When we first mentioned our plan to relocate from Nebraska to the Missouri Ozarks, back in 1982, I can still hear our neighbor Jay—who had lived in rural Missouri as a youth—telling me how he hated picking up rocks. Being a strong-willed, strong-backed thirty-something I laughed off his reservations.
That was 37 long arduous years ago.
It didn’t take long after I set up housekeeping on our new homestead (wife and daughter remained in Nebraska while the strong young man worked to pull things together) before I began to understand Jay’s aversion to native stone. Clearing space for a garden, digging water lines, putting in fence posts, and every other task involving the ground required a fight to the death with rocks. I soon became familiar with an Ozark homesteader’s tool-of-choice—the steel rock bar. And I began to amass piles and piles of sandstone, native to our slice of country; old-timers hereabouts refer to them as Ozark top soil.
In our travels through the Ozarks, as we searched for a suitable homestead, I always admired the rock homes and buildings we chanced upon. Being a carpenter/builder by trade I made a decision early on to designate the stones that I was unearthing, for some useful purpose.
Using stone from our garden plot, my first project was a slip-formed (clamp on movable form) chicken house. My second was a cold frame. Both saw many years of service. Then in 2006 work took my wife and me away from home. For ten years we managed a private community in the central Ozarks, only occasionally making it back home for a day or two at a time. During our absence the chicken house and cold frame deteriorated badly due to weather and lack of maintenance.
When we retired back to the farm in 2016, my first chore was to find our old overgrown garden plot; it had laid fallow well over the biblical seven years. I swear, after over twenty years of constant use you’d think that nary a rock could have survived, but our ground serves up an entirely new crop every Spring.

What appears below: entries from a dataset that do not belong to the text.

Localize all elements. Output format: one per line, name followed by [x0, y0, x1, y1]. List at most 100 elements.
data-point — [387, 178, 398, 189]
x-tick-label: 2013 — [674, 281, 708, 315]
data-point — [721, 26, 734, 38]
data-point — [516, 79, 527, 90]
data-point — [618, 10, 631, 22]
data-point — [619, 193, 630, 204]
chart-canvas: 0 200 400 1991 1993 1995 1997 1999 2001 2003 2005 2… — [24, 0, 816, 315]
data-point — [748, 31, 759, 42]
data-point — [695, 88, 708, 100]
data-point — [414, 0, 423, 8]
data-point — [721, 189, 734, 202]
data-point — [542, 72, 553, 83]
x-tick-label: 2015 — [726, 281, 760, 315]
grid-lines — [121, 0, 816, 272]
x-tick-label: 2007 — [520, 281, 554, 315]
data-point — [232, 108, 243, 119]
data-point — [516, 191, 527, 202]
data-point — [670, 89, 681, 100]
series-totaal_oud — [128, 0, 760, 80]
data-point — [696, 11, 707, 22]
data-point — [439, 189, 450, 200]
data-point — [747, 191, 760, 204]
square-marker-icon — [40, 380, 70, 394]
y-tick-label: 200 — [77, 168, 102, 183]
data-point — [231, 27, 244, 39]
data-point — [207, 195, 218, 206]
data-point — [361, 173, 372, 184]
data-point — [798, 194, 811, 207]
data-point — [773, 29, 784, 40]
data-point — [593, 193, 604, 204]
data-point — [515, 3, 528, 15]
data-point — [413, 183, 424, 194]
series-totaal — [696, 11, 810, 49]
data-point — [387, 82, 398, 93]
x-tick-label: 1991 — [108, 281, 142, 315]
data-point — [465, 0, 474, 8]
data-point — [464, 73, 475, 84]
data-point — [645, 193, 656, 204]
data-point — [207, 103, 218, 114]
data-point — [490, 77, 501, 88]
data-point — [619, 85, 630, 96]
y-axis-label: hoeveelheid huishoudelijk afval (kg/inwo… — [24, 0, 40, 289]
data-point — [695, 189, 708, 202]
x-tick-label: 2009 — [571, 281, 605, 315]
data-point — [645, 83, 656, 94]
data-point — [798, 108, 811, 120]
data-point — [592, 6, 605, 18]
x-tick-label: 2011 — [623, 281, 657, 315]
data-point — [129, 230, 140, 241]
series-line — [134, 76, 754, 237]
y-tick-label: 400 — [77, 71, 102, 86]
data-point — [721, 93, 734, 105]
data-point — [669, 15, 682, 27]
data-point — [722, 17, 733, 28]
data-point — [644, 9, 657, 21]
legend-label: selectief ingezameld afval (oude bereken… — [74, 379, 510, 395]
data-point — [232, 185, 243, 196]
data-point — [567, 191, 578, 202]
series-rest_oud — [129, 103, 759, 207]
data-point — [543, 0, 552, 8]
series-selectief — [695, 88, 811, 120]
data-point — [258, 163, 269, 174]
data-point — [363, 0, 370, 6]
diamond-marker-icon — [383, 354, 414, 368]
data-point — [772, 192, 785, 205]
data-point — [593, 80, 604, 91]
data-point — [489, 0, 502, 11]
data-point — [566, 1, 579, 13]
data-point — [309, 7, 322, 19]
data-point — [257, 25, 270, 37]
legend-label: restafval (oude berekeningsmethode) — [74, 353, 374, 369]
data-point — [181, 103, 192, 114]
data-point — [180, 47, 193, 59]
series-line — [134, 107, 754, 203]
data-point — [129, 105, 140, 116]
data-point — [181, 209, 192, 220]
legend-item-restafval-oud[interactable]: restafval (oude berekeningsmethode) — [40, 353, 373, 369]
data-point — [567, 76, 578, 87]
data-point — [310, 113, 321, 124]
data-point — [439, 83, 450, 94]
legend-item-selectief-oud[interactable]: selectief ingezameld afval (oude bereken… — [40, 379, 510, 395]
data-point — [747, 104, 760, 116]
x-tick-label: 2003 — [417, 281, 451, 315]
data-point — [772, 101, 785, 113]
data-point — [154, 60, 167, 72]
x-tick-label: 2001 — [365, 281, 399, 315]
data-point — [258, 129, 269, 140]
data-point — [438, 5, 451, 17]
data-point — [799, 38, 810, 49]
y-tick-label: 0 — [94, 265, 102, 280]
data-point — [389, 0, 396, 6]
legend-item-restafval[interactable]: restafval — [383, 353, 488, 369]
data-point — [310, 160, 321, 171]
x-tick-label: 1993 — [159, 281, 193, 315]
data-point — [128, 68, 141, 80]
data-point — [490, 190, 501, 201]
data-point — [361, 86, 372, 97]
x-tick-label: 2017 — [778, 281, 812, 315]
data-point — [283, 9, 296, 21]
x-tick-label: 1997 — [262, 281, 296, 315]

It was my intention to tend to the old cold frame once the garden was made ship shape, but a season came and went before ever I found the time to work on it. After clearing away all of the old rotten wood, I installed new treated lumber sills, rehung the old repurposed heavy duty aluminum door that I’d salvaged so many years ago and filled the bed with a good compost and manure mix.
I planted lettuce and dwarf kale last October. The kale has been slow to come on but now that we’re approaching March it is starting to fill out nicely. The lettuce on the other hand has been doing very well—providing us with messes of fresh greens throughout the winter. While temperatures have frequently been at zero, none of the planting, housed in its snug environment, has succumbed to winter kill.
As time permits, I’ve also been cleaning up the old hen house and working on a new fenced-in run. My wife Barbara loves collecting cackleberries and taking care of her ladies.